Sexual Silences or Lost Legacies: A Mother Beyond Queen Mother
The incident in Namasole Namaganda’s life can be located within the agency of a mother reclaiming her body, her narrative and her sexuality. Namasole Namaganda’s body was the space through which her narrative and sexuality were expressed. Her fate reveals the politics of the maternal body as it recentered itself to shed off the taboos, customs, and myths that were written on it. Through the Namasole’s actions, she reproduced a power borne out of birthing; using her body to birth the abominable because it was only through the birth of the abominable that she would claim her freedom, perform her freedom and attain liberty to choose who she had sex with and who had claim over her sexuality.
Caught between an ancient traditional system and a new colonial one, the Namasole’s (Queen mother’s) sexuality, while not killed and muted by power, was not without consequences. Her commoner husband Reverend Simon Kigozi was charged with trespassing on royal court and poaching the Namasole (queen mother) (Daily Monitor, 2011), and upon conviction was banished from Buganda kingdom. The priest who officiated at their wedding was forced to resign from the church and he returned to his village in Buikwe. The Katikiro (prime minister) of Buganda Kagwa Nsibirwa who had given permission to the Namasole to marry the commoner was assassinated and the Kingdom came up in riots (Thompson 30). The Namasole (Queen mother) was stripped of title, rank and property (Musisi 1996). She died in 1956 from ovarian cancer. The Namasole paid a very high price for a mother’s sexual freedom. Musisi (1996) argues that history has chosen to go silent on Namasole Namaganda, because her actions caused a fissure in Buganda. For a mother who existed in a time when both Christianity and indigenous belief systems presented a mother’s body as sacred; she used the same body to deconstruct the myth and to construct a new myth upon which her legacy is based.
However, Namasole Namaganda repeatedly mediated life and death, sacrificing her own body for the well-being of its duty to motherhood as an institution. In choosing to live her life on her terms, she shattered narratives of sexual pleasure exclusivity, navigated a gendered social justice system and through her choices helped mothers re-invent themselves, and their identities beyond motherhood to become visible as sexual beings. This was against the invisible cultural cloak that often overshadowed them, which dictated that they care for their children and consequently kill off any desires that were seen to be a threat to their maternal roles.
Conclusion
The article discussed how sex and motherhood are shaped by taboos, myths and beliefs and analyses how mothers, through the use of their maternal bodies respond to these conceptualizations.

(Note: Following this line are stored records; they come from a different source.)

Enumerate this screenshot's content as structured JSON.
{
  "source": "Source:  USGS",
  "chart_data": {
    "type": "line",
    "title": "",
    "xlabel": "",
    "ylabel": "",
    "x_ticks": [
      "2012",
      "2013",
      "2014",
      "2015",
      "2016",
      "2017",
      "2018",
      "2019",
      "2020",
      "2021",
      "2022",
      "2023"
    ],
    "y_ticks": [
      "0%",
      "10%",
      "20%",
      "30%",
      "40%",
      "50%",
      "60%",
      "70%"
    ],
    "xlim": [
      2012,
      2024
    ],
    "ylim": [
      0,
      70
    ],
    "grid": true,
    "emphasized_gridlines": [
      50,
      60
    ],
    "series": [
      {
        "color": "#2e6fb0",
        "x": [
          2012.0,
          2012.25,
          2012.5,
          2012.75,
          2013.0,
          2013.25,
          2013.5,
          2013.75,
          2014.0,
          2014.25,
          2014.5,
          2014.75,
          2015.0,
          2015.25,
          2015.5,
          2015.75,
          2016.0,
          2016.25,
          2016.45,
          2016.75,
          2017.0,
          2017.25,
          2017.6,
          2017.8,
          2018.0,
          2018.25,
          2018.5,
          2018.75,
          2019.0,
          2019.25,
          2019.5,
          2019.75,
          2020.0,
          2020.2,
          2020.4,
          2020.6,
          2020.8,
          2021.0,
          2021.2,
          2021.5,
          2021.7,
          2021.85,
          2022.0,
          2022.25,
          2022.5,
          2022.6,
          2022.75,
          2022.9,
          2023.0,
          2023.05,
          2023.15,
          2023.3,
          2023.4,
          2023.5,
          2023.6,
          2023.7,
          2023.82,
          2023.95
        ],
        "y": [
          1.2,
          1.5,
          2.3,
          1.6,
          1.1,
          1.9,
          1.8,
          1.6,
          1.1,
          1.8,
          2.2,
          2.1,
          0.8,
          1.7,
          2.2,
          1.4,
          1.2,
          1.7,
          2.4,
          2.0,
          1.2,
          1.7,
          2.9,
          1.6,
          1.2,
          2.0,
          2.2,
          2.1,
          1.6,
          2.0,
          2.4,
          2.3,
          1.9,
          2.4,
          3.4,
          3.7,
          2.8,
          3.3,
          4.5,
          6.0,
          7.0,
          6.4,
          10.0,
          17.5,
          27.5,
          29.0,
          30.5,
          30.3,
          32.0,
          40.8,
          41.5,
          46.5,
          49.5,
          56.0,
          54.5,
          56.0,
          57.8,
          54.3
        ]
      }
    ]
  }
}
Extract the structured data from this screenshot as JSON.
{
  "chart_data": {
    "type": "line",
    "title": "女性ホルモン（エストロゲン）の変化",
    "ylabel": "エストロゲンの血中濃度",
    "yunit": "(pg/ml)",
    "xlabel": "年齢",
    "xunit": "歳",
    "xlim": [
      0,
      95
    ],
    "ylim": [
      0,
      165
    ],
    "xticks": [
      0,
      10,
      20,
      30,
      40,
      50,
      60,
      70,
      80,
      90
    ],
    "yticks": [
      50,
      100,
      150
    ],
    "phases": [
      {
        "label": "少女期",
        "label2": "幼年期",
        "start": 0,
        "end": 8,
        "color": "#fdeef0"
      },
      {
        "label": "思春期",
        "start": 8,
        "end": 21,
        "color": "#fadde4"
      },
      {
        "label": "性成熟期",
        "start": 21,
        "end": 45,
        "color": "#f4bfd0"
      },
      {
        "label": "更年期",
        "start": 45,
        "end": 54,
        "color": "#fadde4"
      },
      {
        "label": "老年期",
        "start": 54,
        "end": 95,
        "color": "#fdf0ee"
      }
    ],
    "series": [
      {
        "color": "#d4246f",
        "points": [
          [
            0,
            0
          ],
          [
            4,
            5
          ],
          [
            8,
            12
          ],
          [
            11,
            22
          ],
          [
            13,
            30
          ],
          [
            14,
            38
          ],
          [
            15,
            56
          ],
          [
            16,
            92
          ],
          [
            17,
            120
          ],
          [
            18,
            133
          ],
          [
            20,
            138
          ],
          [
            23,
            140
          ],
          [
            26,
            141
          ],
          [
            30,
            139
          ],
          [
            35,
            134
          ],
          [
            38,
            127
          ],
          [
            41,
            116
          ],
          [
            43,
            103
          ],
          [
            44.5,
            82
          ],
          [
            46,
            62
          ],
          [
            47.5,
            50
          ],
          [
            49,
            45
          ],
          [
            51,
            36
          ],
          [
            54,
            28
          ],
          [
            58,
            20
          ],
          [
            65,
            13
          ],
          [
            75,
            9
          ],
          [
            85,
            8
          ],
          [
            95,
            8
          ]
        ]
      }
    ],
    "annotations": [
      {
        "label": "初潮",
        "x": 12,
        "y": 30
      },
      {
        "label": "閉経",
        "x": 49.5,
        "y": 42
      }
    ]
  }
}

By using a historical event, I located this reclamation of mothers’ sexualities in the story of Lady Namaganda Irene Namaganda, the Namasole (Queen mother), and argued that she used her motherhood to reclaim her identity, her sensuality and her body from the control of both traditional and colonial culture. In doing this, she freed other women from the hold that motherhood had, and shaped how sex and motherhood become linked beyond life giving and birth, to become a rebirth for the body that was “sexually killed and muted by power.”